Мистер Кут тоже выпил рому и тоже положил денег перед несколько отрешенным, но почтенным крестьянином. Мистер Кут объяснил, что времена пошли дурные, но если видишь вывеску, все в порядке, так сказал даже юрист в Грэнтон Эббот. Потом появился, всем на радость, шумный и простоватый лудильщик, который щедро угостил присутствующих и сообщил, что за дверью стоят его осел и тележка. Начался длинный, увлекательный и не совсем понятный разговор о тележке и осле, в котором были высказаны самые разные взгляды на их достоинства; и Дэлрой постепенно понял, что лудильщик хочет продать их.

Внезапно ему пришла мысль, очень подходящая к романтической безвыходности его нелепого состояния, и он выбежал за дверь посмотреть на осла и тележку.

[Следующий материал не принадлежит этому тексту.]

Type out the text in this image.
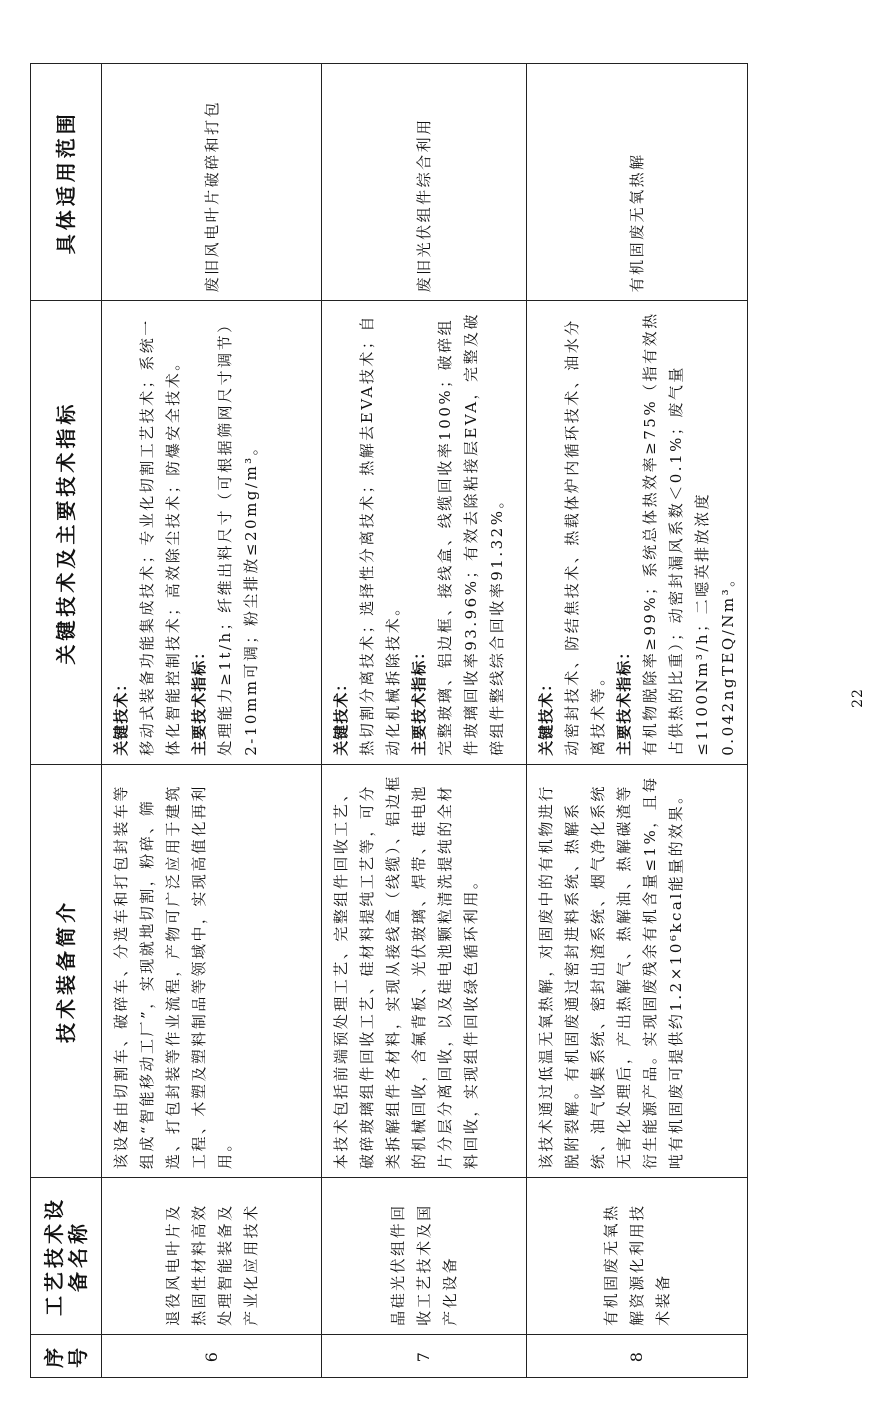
序号	工艺技术设备名称	技术装备简介	关键技术及主要技术指标	具体适用范围
6	退役风电叶片及热固性材料高效处理智能装备及产业化应用技术	该设备由切割车、破碎车、分选车和打包封装车等组成“智能移动工厂”，实现就地切割，粉碎、筛选、打包封装等作业流程，产物可广泛应用于建筑工程、木塑及塑料制品等领域中，实现高值化再利用。	关键技术： 移动式装备功能集成技术；专业化切割工艺技术；系统一体化智能控制技术；高效除尘技术；防爆安全技术。 主要技术指标： 处理能力≥1t/h；纤维出料尺寸（可根据筛网尺寸调节）2-10mm可调；粉尘排放≤20mg/m³。	废旧风电叶片破碎和打包
7	晶硅光伏组件回收工艺技术及国产化设备	本技术包括前端预处理工艺、完整组件回收工艺、破碎玻璃组件回收工艺、硅材料提纯工艺等，可分类拆解组件各材料，实现从接线盒（线缆）、铝边框的机械回收，含氟背板、光伏玻璃、焊带、硅电池片分层分离回收，以及硅电池颗粒清洗提纯的全材料回收，实现组件回收绿色循环利用。	关键技术： 热切割分离技术；选择性分离技术；热解去EVA技术；自动化机械拆除技术。 主要技术指标： 完整玻璃、铝边框、接线盒、线缆回收率100%；破碎组件玻璃回收率93.96%；有效去除粘接层EVA，完整及破碎组件整线综合回收率91.32%。	废旧光伏组件综合利用
8	有机固废无氧热解资源化利用技术装备	该技术通过低温无氧热解，对固废中的有机物进行脱附裂解。有机固废通过密封进料系统、热解系统、油气收集系统、密封出渣系统、烟气净化系统无害化处理后，产出热解气、热解油、热解碳渣等衍生能源产品。实现固废残余有机含量≤1%，且每吨有机固废可提供约1.2×10⁶kcal能量的效果。	关键技术： 动密封技术、防结焦技术、热载体炉内循环技术、油水分离技术等。 主要技术指标： 有机物脱除率≥99%；系统总体热效率≥75%（指有效热占供热的比重）；动密封漏风系数＜0.1%；废气量≤1100Nm³/h；二噁英排放浓度0.042ngTEQ/Nm³。	有机固废无氧热解
22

Через минуту он вернулся, спросил у лудильщика цену и тут же предложил другую, о которой тот и не мечтал.

Однако это сочли безумием, приличествующим джентльмену. Лудильщик выпил еще, чтобы закрепить сделку, после чего, извинившись, Дэлрой закрыл бочонок, взял сыр и пошел укладывать их в тележку. Сверкающую горку серебра и меди он оставил под серебряной бородой старого Марна.

Тем, кто знает тонкую, часто бессловесную дружественность английских бедняков, не стоит говорить, что все вышли на порог и смотрели, как он грузит в повозку вещи и как запрягает осла, – все, кроме хозяина, который сидел за столом, словно зачарованныйвидом денег. Пока они стояли, они увидели на белой жаркой дороге, на склоне холма, человека, который не обрадовал их даже в виде черной точки. Это был мистер Булроз, управляющий имениями лорда Айвивуда.

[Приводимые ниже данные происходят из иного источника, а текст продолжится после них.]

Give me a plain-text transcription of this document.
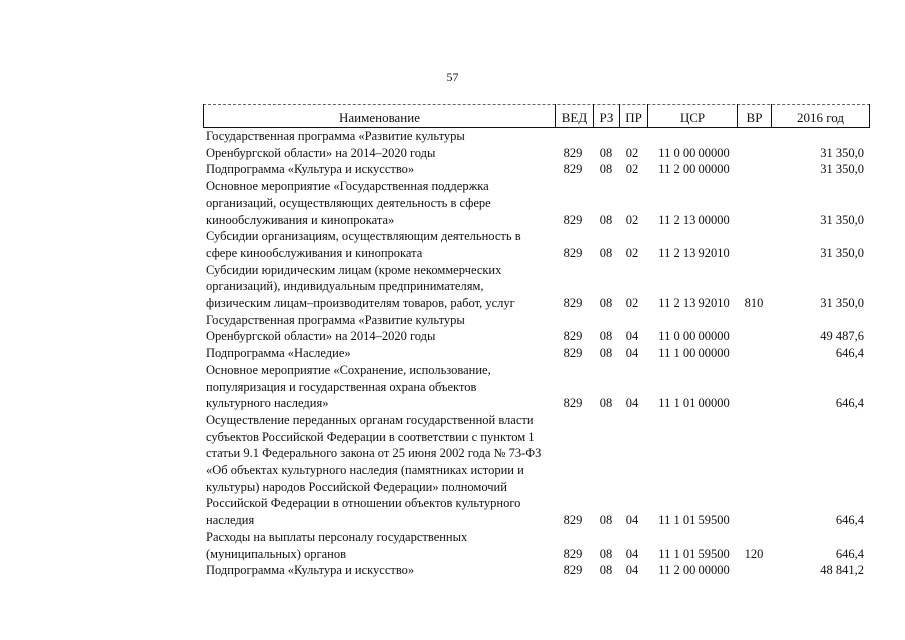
57
Наименование	ВЕД РЗ ПР	ЦСР	ВР	2016 год
Государственная программа «Развитие культуры
Оренбургской области» на 2014–2020 годы	829	08	02	11 0 00 00000	31 350,0
Подпрограмма «Культура и искусство»	829	08	02	11 2 00 00000	31 350,0
Основное мероприятие «Государственная поддержка
организаций, осуществляющих деятельность в сфере
кинообслуживания и кинопроката»	829	08	02	11 2 13 00000	31 350,0
Субсидии организациям, осуществляющим деятельность в
сфере кинообслуживания и кинопроката	829	08	02	11 2 13 92010	31 350,0
Субсидии юридическим лицам (кроме некоммерческих
организаций), индивидуальным предпринимателям,
физическим лицам–производителям товаров, работ, услуг	829	08	02	11 2 13 92010	810	31 350,0
Государственная программа «Развитие культуры
Оренбургской области» на 2014–2020 годы	829	08	04	11 0 00 00000	49 487,6
Подпрограмма «Наследие»	829	08	04	11 1 00 00000	646,4
Основное мероприятие «Сохранение, использование,
популяризация и государственная охрана объектов
культурного наследия»	829	08	04	11 1 01 00000	646,4
Осуществление переданных органам государственной власти
субъектов Российской Федерации в соответствии с пунктом 1
статьи 9.1 Федерального закона от 25 июня 2002 года № 73-ФЗ
«Об объектах культурного наследия (памятниках истории и
культуры) народов Российской Федерации» полномочий
Российской Федерации в отношении объектов культурного
наследия	829	08	04	11 1 01 59500	646,4
Расходы на выплаты персоналу государственных
(муниципальных) органов	829	08	04	11 1 01 59500	120	646,4
Подпрограмма «Культура и искусство»	829	08	04	11 2 00 00000	48 841,2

Мистер Булроз, коротенький и квадратный, с большой кубической головой, тяжелым лягушачьим лицом и подозрительным взглядом, носил цилиндр и грубый, деловой костюм. Приятным он не был. Управляющий большим имением редко бывает приятен. Лорд бывает; даже у Айвивуда было ледяное великодушие, побуждавшее многих искать беседы с ним самим. Но мистер Булроз отличался низостью. Всякий деятельный тиран должен быть низким.

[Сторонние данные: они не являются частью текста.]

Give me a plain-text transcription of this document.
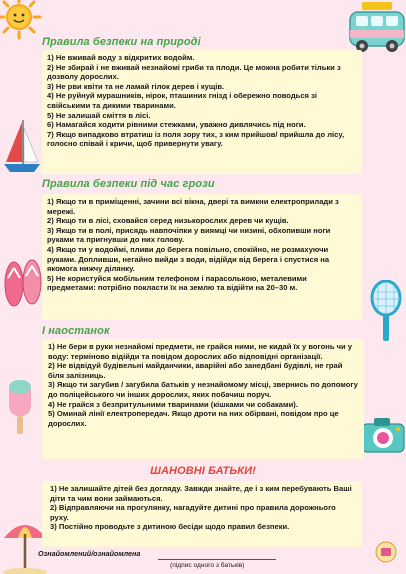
Правила безпеки на природі
1) Не вживай воду з відкритих водойм.
2) Не збирай і не вживай незнайомі гриби та плоди. Це можна робити тільки з дозволу дорослих.
3) Не рви квіти та не ламай гілок дерев і кущів.
4) Не руйнуй мурашників, нірок, пташиних гнізд і обережно поводься зі свійськими та дикими тваринами.
5) Не залишай сміття в лісі.
6) Намагайся ходити рівними стежками, уважно дивлячись під ноги.
7) Якщо випадково втратиш із поля зору тих, з ким прийшов/ прийшла до лісу, голосно співай і кричи, щоб привернути увагу.
Правила безпеки під час грози
1) Якщо ти в приміщенні, зачини всі вікна, двері та вимкни електроприлади з мережі.
2) Якщо ти в лісі, сховайся серед низькорослих дерев чи кущів.
3) Якщо ти в полі, присядь навпочіпки у виямці чи низині, обхопивши ноги руками та пригнувши до них голову.
4) Якщо ти у водоймі, пливи до берега повільно, спокійно, не розмахуючи руками. Допливши, негайно вийди з води, відійди від берега і спустися на якомога нижчу ділянку.
5) Не користуйся мобільним телефоном і парасолькою, металевими предметами: потрібно покласти їх на землю та відійти на 20–30 м.
І наостанок
1) Не бери в руки незнайомі предмети, не грайся ними, не кидай їх у вогонь чи у воду: терміново відійди та повідом дорослих або відповідні організації.
2) Не відвідуй будівельні майданчики, аварійні або занедбані будівлі, не грай біля залізниць.
3) Якщо ти загубив / загубила батьків у незнайомому місці, звернись по допомогу до поліцейського чи інших дорослих, яких побачиш поруч.
4) Не грайся з безпритульними тваринами (кішками чи собаками).
5) Оминай лінії електропередач. Якщо дроти на них обірвані, повідом про це дорослих.
ШАНОВНІ БАТЬКИ!
1) Не залишайте дітей без догляду. Завжди знайте, де і з ким перебувають Ваші діти та чим вони займаються.
2) Відправляючи на прогулянку, нагадуйте дитині про правила дорожнього руху.
3) Постійно проводьте з дитиною бесіди щодо правил безпеки.
Ознайомлений/ознайомлена
(підпис одного з батьків)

Он не знал, почему так много народу у покосившегося домика, но сразу понял, что тут что-то неладно. Домик он хотел отобрать давно и, конечно, отнюдь не собирался за него платить. Он надеялся, что старик умрет, но мог в любую минуту выгнать его, ибо тот навряд ли уплатил бы арендную плату. Она была невысока, но огромна для человека, который ничего не может ни заработать, ни занять. Вот к чему приводит на деле наша рыцарская, аристократическая система землевладения.

– Прощайте, друзья, – говорил гигант в причудливой военной форме. – Все дороги ведут в ром, как сказал лорд Айвивуд на Церковном конгрессе, и я, надеюсь, скоро вернусь, чтобы открыть здесь первоклассный отель. Проспекты вы получите незамедлительно.

Одутловатое лягушачье лицо мистера Булроза от удивления стало еще безобразней, глаза уподобились глазам улитки. Наглое упоминание о лорде Айвивуде вызвало бы гневный окрик, если бы его не затмило невообразимое известие об отеле. Оно тоже вызвалобы вспышку, если бы все на свете не затмил вид прочной деревянной вывески, торчащей перед жалким домиком Марна.

– Теперь он у меня в руках, – пробормотал мистер Булроз. – Заплатить он не может, и я его выгоню.

Он быстро пошел к дверям как раз в ту минуту, когда Дэлрой приблизился к голове осла, чтобы вести его под уздцы.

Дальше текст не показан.